Evan semakin curiga lantaran tidak boleh menelepon nomor WhatsApp Budi. Alasannya karena takut dimarahi Haji Sahroni akibat menjual mobil sembarangan.
Beruntungnya Evan langsung membantah tuduhan disiasati oleh pelaku. Pemuda itu juga menceritakan kondisi sebenarnya saat diundang oleh Dedi Mulyadi.
"Evan hampir menjadi korban karena pelaku menumbalkan Evan. Saking pintarnya, tapi keburu terungkap.
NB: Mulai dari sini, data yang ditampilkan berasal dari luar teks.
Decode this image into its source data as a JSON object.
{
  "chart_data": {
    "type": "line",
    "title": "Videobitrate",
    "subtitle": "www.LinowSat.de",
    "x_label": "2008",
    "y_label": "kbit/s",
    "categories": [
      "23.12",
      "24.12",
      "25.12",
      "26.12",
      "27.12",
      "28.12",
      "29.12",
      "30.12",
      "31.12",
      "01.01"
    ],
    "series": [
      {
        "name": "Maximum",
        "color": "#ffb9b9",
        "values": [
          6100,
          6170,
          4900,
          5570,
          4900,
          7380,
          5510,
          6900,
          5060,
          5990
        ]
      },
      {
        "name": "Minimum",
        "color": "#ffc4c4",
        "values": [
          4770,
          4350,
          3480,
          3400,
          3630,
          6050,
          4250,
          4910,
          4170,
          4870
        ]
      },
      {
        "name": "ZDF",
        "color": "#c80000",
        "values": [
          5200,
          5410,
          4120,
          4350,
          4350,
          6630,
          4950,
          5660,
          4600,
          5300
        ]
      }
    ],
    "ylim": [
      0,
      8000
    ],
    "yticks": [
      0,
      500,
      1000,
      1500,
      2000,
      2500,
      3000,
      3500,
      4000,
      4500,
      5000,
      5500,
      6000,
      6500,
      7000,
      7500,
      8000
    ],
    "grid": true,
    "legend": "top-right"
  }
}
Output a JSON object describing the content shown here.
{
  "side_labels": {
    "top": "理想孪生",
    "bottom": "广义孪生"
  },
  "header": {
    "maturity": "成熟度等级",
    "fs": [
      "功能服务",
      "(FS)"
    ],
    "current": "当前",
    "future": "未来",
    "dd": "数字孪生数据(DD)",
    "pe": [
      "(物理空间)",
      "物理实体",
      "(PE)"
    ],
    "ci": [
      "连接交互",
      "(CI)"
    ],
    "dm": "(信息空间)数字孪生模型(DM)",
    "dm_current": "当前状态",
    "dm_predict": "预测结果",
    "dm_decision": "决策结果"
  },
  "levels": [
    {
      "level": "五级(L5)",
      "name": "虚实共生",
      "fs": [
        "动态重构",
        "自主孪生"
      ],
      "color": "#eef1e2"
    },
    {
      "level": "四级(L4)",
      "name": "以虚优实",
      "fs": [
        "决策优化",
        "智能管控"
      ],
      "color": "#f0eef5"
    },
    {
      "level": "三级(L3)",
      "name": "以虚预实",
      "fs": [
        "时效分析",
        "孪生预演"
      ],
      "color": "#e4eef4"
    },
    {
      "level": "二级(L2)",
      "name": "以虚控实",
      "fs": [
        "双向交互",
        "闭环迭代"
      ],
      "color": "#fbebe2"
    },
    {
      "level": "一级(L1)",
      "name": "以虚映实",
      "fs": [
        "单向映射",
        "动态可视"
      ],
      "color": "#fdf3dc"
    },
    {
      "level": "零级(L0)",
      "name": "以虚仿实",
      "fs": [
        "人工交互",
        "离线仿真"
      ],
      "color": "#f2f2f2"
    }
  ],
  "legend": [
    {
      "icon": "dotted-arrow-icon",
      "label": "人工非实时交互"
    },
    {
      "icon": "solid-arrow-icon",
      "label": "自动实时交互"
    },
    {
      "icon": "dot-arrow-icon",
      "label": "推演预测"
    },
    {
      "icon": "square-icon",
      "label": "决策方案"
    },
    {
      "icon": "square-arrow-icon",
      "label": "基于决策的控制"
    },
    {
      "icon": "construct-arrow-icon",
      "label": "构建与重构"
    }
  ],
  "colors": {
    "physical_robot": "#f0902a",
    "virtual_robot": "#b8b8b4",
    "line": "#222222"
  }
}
Tapi asumsi masyarakat pada waktu itu sudah beranggapan pelaku pembunuhannya itu Evan," beber Gubernur Jabar.
KDM mengatakan, kehadiran Evan membantu pengungkapan pelaku kasus pembunuhan ini. Berkat mantan anak buah Budi tersebut, dua pelaku, Ririn dan Priyo berhasil ditangkap polisi.
"Akhirnya terungkap pelakunya dan berhasil disidangkan," lanjutnya.
Sayangnya kasus ini sempat menghilang di ruang publik. Namun pembunuhan menewaskan lima orang tersebut kembali mencuat saat video Ririn membantah sebagai pelaku viral di media sosial.
Menyikapi hal ini, KDM menginginkan kasus ini cepat selesai. Namun fokus utama saat ini adalah mengungkap siapa pelaku sebenarnya agar segera dijebloskan ke dalam penjara.
"Target kita ingin pelaku pembunuhannya dipenjara sesuai dengan perbuatan yang dilakukan yang sangat kejam membunuh satu keluarga," paparnya.
KDM Soroti Alibi Lain dari Terdakwa Kasus Pembunuhan Sekeluarga di Indramayu
Kemudian, KDM juga mendalami jejak perjalanan dua terdakwa, Ririn Rifanto dan Priyo Bagus Setiawan selama menjalani persidangan. Mereka menyebut ada empat nama lain sebagai pelaku.
Menurut Dedi Mulyadi, Ririn seharusnya menginformasikan siapa pelaku lainnya. Dari pengakuan ini, ia merasa curiga alasan para pelaku belum terungkap sampai saat ini.
"Berarti Ririn tahu dong empat pelaku, tinggal sebut identitasnya, KTP, alamatnya, itu kan gampang polisi buat menangkapnya. Tapi, kenapa sampai sekarang yangg empat belum ditangkap. Apa memang ada wujudnya," heran KDM.
Puncak Ririn selaku terdakwa menepis tudingan dirinya sebagai pelaku. Padahal, banyak saksi hingga barak bukti yang kuat sebagai bahan penyidikan pihak Kepolisian.